Underwhelmed by this research am I Middle.

@TheMiddleWay ok.


Drug induced hallucinations has no bearing on reality.

@TheMiddleWay I will respond with a Carlin Quote.
“Think of how stupid the average person is, and realize half of them are stupider than that.”


I would assume the numbers would similar for agnostics with a slightly higher percentage do to less skepticism.

The take away... psychedelics are deeply moving! Some attribute it to external forces, some realize it's all internal, but just about all can agree that it's moving.


With me it was just the opposite...I shed Christian beliefs AFTER the Psychedelics...was leaning away from the Church as a teenager and the mind expansion sealed it.


I recent finished "How to Change Your Mind" by Michael Pollan (non-believer), a very good read.


I just finished it myself.
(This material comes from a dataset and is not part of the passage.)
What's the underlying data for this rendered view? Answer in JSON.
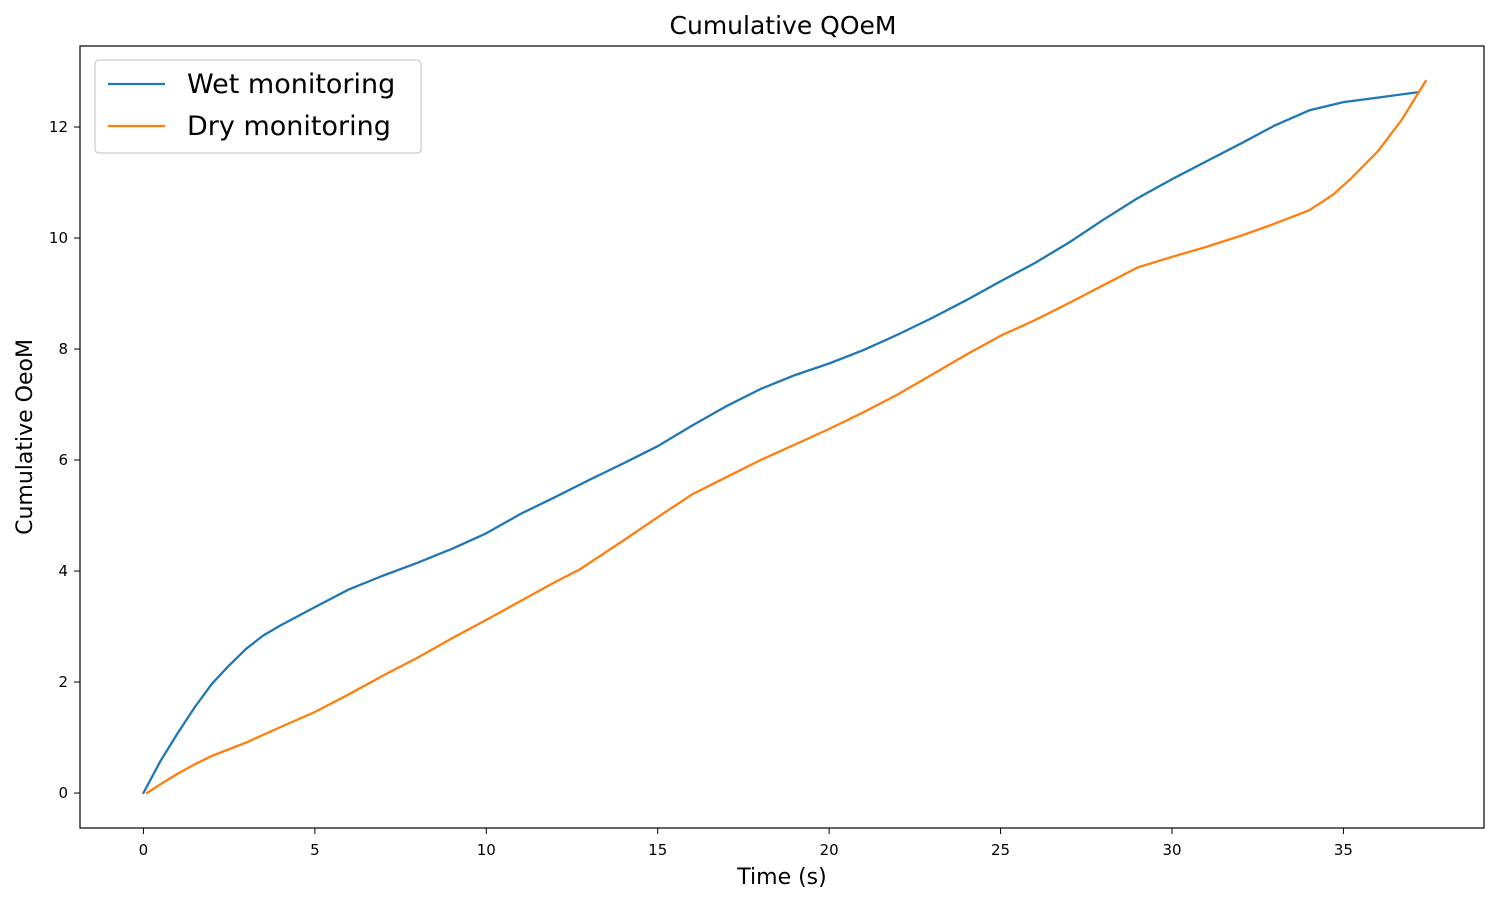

Loved it. I did a lot of psychedelics back in the day, and I think that people don't have a word for what they experience when they see that there is more than our everyday reality.


I guess I’m part of the remaining 1/3. 🤷♂️

@TheMiddleWay I’ve got a bachelors in math and philosophy. My switch to agnosticism was a philosophic move, and happened at least a decade later.

@TheMiddleWay After reading the Prolegomena to Any Future Metaphysics, I came to understand it was impossible to even understand God. The concept was itself impossible to conceive. Given that, the question of Gods existence became purely academic. I grew up in SLC around the mormons. I quickly became atheist in reaction to their pressure. That held sway for years.


Meanwhile on the reservation:
A charter was granted by the State of Oklahoma on October 10, 1918 placing the Peyote Ceremony on a basis of legal equality with other religions by providing Constitutional Protection through the establishment of a Native American Church. This is perhaps the most important cultural contribution by the Comanches to the lives of other Native American Indians.


Proves that the religious are always on drugs - the emotional high of belief.